Yes. You need to use two resistors connected in series, as a potential divider. If you Google that, you'll find lots of information.
In this case, you will need to connect 0V of the sensor (pin 3) to 0V of your Arduino. Next, conect a 1k resistor between 0V and the Arduino input you want to activate. By Ohm's Law, to get 5V across this resistor you will need 5mA to flow through it, (V = IR, so I = V/R = 5V/1000ohms = 0.005A = 5mA).
Next, connect a 1k5 resistor from the sensor output (pin 2 if you want the signal to go high when the beam is interrupted) to the Arduino input, where the 1k resistor is connected.
Now you have a series total of 2k5 (2500ohms) from the output to 0V. If you operate the sensor at 12V, you will have 12V at the sensor output pin 2 when the beam is interrupted.

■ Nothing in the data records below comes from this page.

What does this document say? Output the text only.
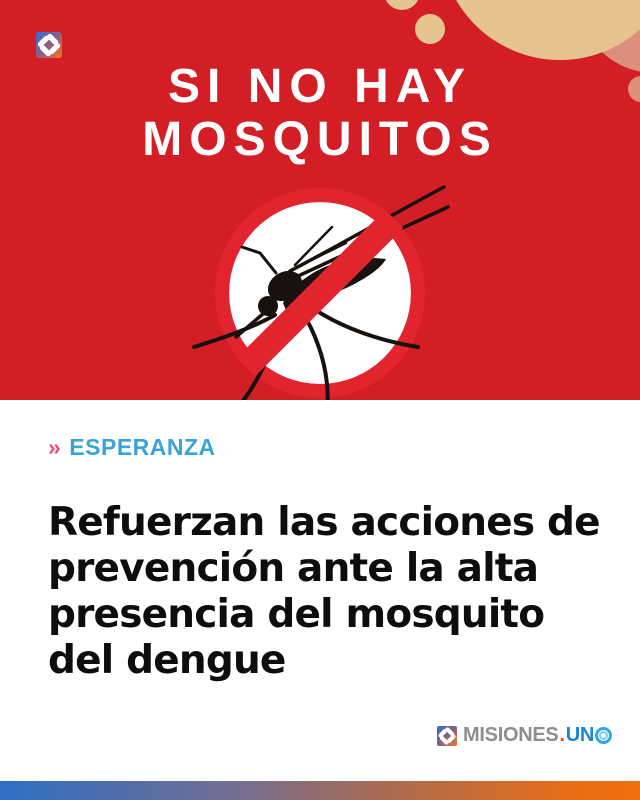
SI NO HAY
MOSQUITOS
» ESPERANZA
Refuerzan las acciones de prevención ante la alta presencia del mosquito del dengue
MISIONES . UN
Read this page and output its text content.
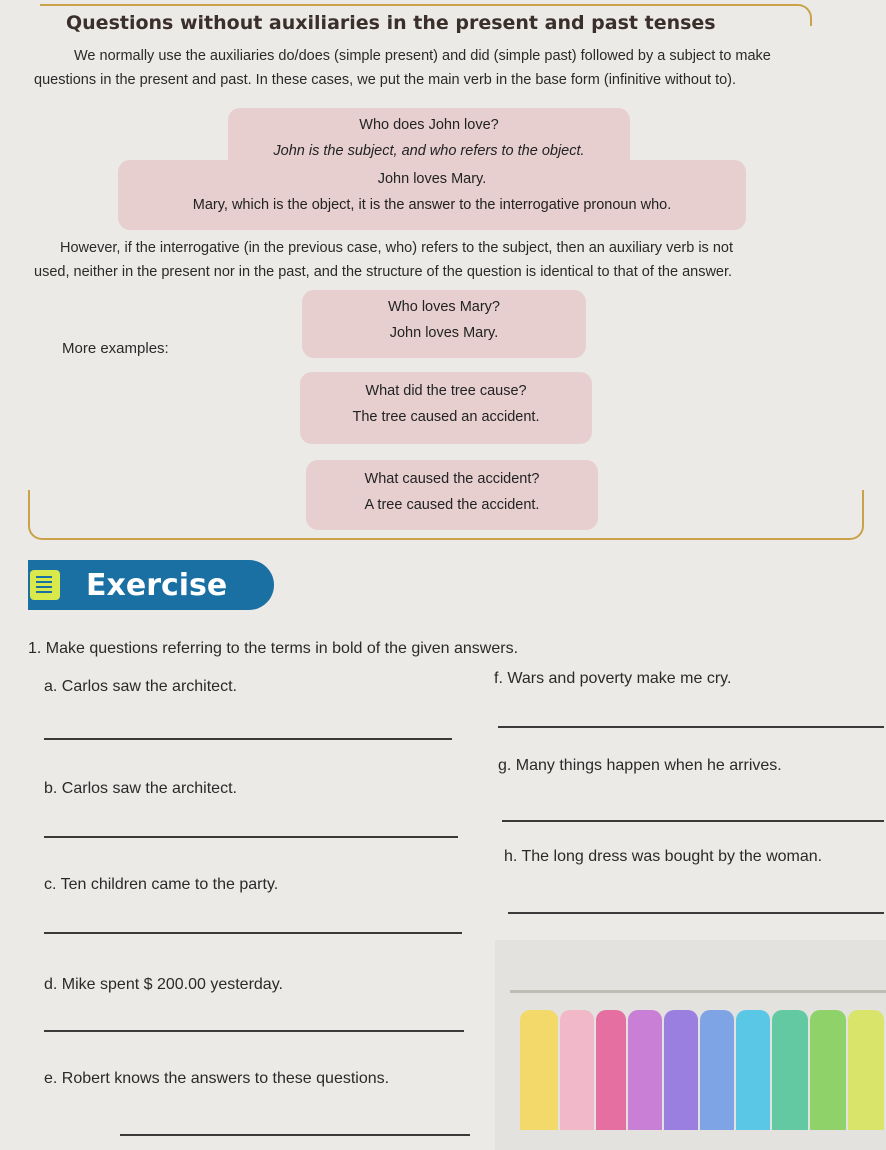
Questions without auxiliaries in the present and past tenses
We normally use the auxiliaries do/does (simple present) and did (simple past) followed by a subject to make
questions in the present and past. In these cases, we put the main verb in the base form (infinitive without to).
Who does John love?
John is the subject, and who refers to the object.
John loves Mary.
Mary, which is the object, it is the answer to the interrogative pronoun who.
However, if the interrogative (in the previous case, who) refers to the subject, then an auxiliary verb is not
used, neither in the present nor in the past, and the structure of the question is identical to that of the answer.
Who loves Mary?
John loves Mary.
More examples:
What did the tree cause?
The tree caused an accident.
What caused the accident?
A tree caused the accident.
Exercise
1. Make questions referring to the terms in bold of the given answers.
a. Carlos saw the architect.	f. Wars and poverty make me cry.
b. Carlos saw the architect.
g. Many things happen when he arrives.
c. Ten children came to the party.
h. The long dress was bought by the woman.
d. Mike spent $ 200.00 yesterday.
e. Robert knows the answers to these questions.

By Ohm's Law, (V = IR), you can find the current by solving for I, which gives I = V/R = 12V / 2500ohms = 0.0048A = 4.8mA. This is very close to the 5A we are looking for.
To check, we again use Ohm's Law to see that the voltage across the 1k resistor, which is the voltage at the Arduino input, is V = IR = 0.0048A * 1000ohms = 4.8V. The Arduino will see any voltage above 3.5V as a High signal, and anything less than 1V as a Low signal.
I hope this help you.